Building an occupancy sensor with a $5 ESP32 and a serverless DB
Have you ever wanted to design a full end-to-end software solution to collect occupancy data across a college campus?
I didn't think I would either, but here we are.
During my first year in college, we had Sodexo as our dining provider. They had a contract with Bluefox, who provides occupancy sensors to report the number of people within a dining hall. I'd like to think they used this data to improve dining hall operations. I couldn't tell you what they actually used it for. I can say that after some FOIA requests a friend made that returned PDF's with awful kerning, these devices work by counting smartphone MAC addresses from Bluetooth advertising packets. This was a pretty cool way for me to avoid crowds in the dining hall - toss the API call into Grafana, and you have a live chart of how busy the dining halls are.
Unfortunately, the university switched dining hall providers to Aramark.
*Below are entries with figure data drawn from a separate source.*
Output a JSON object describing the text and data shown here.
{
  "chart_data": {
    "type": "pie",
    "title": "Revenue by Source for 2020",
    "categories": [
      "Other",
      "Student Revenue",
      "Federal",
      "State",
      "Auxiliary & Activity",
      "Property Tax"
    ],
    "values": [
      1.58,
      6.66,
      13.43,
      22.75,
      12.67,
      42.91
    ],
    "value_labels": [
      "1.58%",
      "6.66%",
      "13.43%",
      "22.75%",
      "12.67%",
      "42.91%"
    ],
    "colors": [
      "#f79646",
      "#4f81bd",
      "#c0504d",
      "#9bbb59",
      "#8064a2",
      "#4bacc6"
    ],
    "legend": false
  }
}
Aramark does not contract Bluefox to provide the same occupancy counts, which meant no more occupancy data, which meant no more skipping busy hours.
The climb back
The idea of tracking occupancy metrics with a bluetooth beacon was stuck in my head. What design decisions and considerations would you need to make?
- How accurate is BLE beacon count, as a proxy for occupancy?
- Some people carry around headphones, smartwatches, etc - but some don't carry any devices at all (or keep Bluetooth off on their phone).
- How accurate is BLE beacon availability time, as a proxy for dwell time?
- How can we communicate the results back to a central server?
- WiFi seems the obvious choice for me. Not every location will have easy-to-access WiFi, though.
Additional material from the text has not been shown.